Timo Cavelius

Personal information
- Born: 17 October 1996 (age 29)
- Occupation: Judoka

Sport
- Country: Germany
- Sport: Judo
- Weight class: ‍–‍81 kg
- League: Judo Bundesliga
- Team: TSV Abensberg

Achievements and titles
- Olympic Games: R32 (2024)
- World Champ.: R16 (2023)
- European Champ.: R16 (2025)

Medal record
Men's judo
Representing Germany
IJF Grand Slam
| Silver medal – second place | 2023 Paris | ‍–‍81 kg |
| Silver medal – second place | 2024 Astana | ‍–‍81 kg |
| Bronze medal – third place | 2023 Tel Aviv | ‍–‍81 kg |
| Bronze medal – third place | 2023 Tbilisi | ‍–‍81 kg |
IJF Grand Prix
| Silver medal – second place | 2019 Tbilisi | ‍–‍81 kg |
European U23 Championships
| Bronze medal – third place | 2018 Győr | ‍–‍81 kg |

Profile at external databases
- IJF: 21515
- JudoInside.com: 84782

= Timo Cavelius =

German athlete

Timo Cavelius (born 1996) is a German Olympic judoka. Representing Germany at the 2024 Summer Olympics, he made his Olympic debut and became the first openly gay man to compete in Olympic judo. Cavelius participated in the Half-Middleweight (81 kg) men's judo category.

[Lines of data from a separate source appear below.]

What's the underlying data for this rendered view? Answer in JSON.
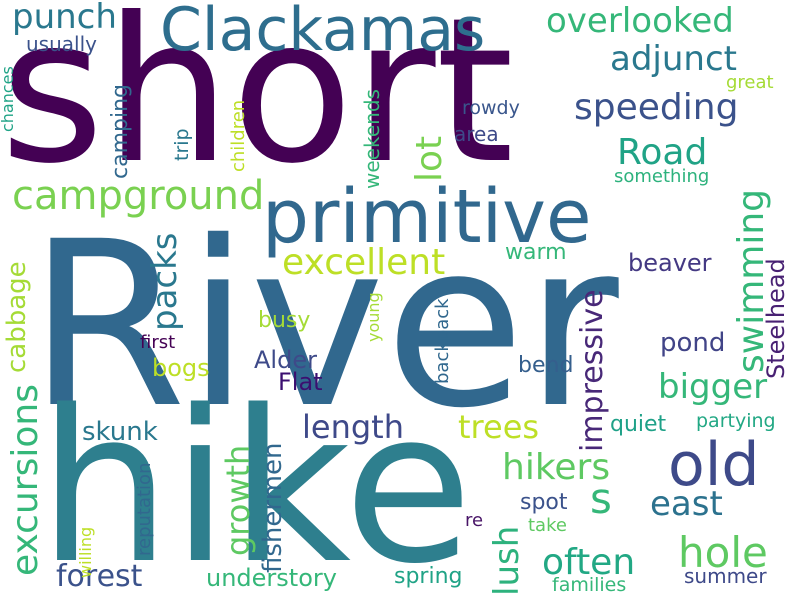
{
  "words": [
    {
      "text": "River",
      "color": "#31688e"
    },
    {
      "text": "short",
      "color": "#440154"
    },
    {
      "text": "hike",
      "color": "#2e7f8e"
    },
    {
      "text": "primitive",
      "color": "#31688e"
    },
    {
      "text": "Clackamas",
      "color": "#2e6e8e"
    },
    {
      "text": "old",
      "color": "#3e4a89"
    },
    {
      "text": "campground",
      "color": "#7ad151"
    },
    {
      "text": "excursions",
      "color": "#35b779"
    },
    {
      "text": "hole",
      "color": "#5ec962"
    },
    {
      "text": "swimming",
      "color": "#35b779"
    },
    {
      "text": "overlooked",
      "color": "#35b779"
    },
    {
      "text": "excellent",
      "color": "#bddf26"
    },
    {
      "text": "hikers",
      "color": "#5ec962"
    },
    {
      "text": "bigger",
      "color": "#35b779"
    },
    {
      "text": "speeding",
      "color": "#3b528b"
    },
    {
      "text": "adjunct",
      "color": "#2a788e"
    },
    {
      "text": "Road",
      "color": "#20a386"
    },
    {
      "text": "punch",
      "color": "#2a788e"
    },
    {
      "text": "packs",
      "color": "#2a788e"
    },
    {
      "text": "lot",
      "color": "#7ad151"
    },
    {
      "text": "often",
      "color": "#22a884"
    },
    {
      "text": "s",
      "color": "#35b779"
    },
    {
      "text": "east",
      "color": "#2c728e"
    },
    {
      "text": "forest",
      "color": "#3b528b"
    },
    {
      "text": "length",
      "color": "#3e4989"
    },
    {
      "text": "trees",
      "color": "#bddf26"
    },
    {
      "text": "lush",
      "color": "#2db27d"
    },
    {
      "text": "impressive",
      "color": "#482878"
    },
    {
      "text": "growth",
      "color": "#5ec962"
    },
    {
      "text": "understory",
      "color": "#35b779"
    },
    {
      "text": "cabbage",
      "color": "#a5db36"
    },
    {
      "text": "fishermen",
      "color": "#31688e"
    },
    {
      "text": "skunk",
      "color": "#2a788e"
    },
    {
      "text": "pond",
      "color": "#414487"
    },
    {
      "text": "Steelhead",
      "color": "#482173"
    },
    {
      "text": "beaver",
      "color": "#443983"
    },
    {
      "text": "warm",
      "color": "#35b779"
    },
    {
      "text": "busy",
      "color": "#a5db36"
    },
    {
      "text": "bogs",
      "color": "#bddf26"
    },
    {
      "text": "Alder",
      "color": "#3e4a89"
    },
    {
      "text": "Flat",
      "color": "#3b0f70"
    },
    {
      "text": "bend",
      "color": "#355f8d"
    },
    {
      "text": "quiet",
      "color": "#1fa188"
    },
    {
      "text": "partying",
      "color": "#22a884"
    },
    {
      "text": "spot",
      "color": "#3b528b"
    },
    {
      "text": "summer",
      "color": "#3e4989"
    },
    {
      "text": "spring",
      "color": "#20a386"
    },
    {
      "text": "families",
      "color": "#35b779"
    },
    {
      "text": "take",
      "color": "#5ec962"
    },
    {
      "text": "re",
      "color": "#481467"
    },
    {
      "text": "camping",
      "color": "#31688e"
    },
    {
      "text": "usually",
      "color": "#3b528b"
    },
    {
      "text": "area",
      "color": "#3e4a89"
    },
    {
      "text": "rowdy",
      "color": "#39568c"
    },
    {
      "text": "trip",
      "color": "#2a788e"
    },
    {
      "text": "great",
      "color": "#a5db36"
    },
    {
      "text": "children",
      "color": "#bddf26"
    },
    {
      "text": "weekends",
      "color": "#35b779"
    },
    {
      "text": "something",
      "color": "#2db27d"
    },
    {
      "text": "young",
      "color": "#a5db36"
    },
    {
      "text": "backpack",
      "color": "#31688e"
    },
    {
      "text": "first",
      "color": "#440154"
    },
    {
      "text": "chances",
      "color": "#20a386"
    },
    {
      "text": "willing",
      "color": "#bddf26"
    },
    {
      "text": "reputation",
      "color": "#31688e"
    }
  ]
}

Cavelius began his judo career as a child, going on to earn a ranking of 21st in the world and qualify for the 2024 Summer Olympics. Through 2025 and 2026, Cavelius has continued to compete at Grand Slams across the world.

== Club championships ==
During the 2026 German Judo Bundesliga season, the Georgian judoka Akaki Japaridze (JC Leipzig) punched Cavelius after their match had ended, causing him to lose two teeth and suffer a broken jaw. Japaridze claimed he felt provoked by a celebratory gesture made by the German judoka.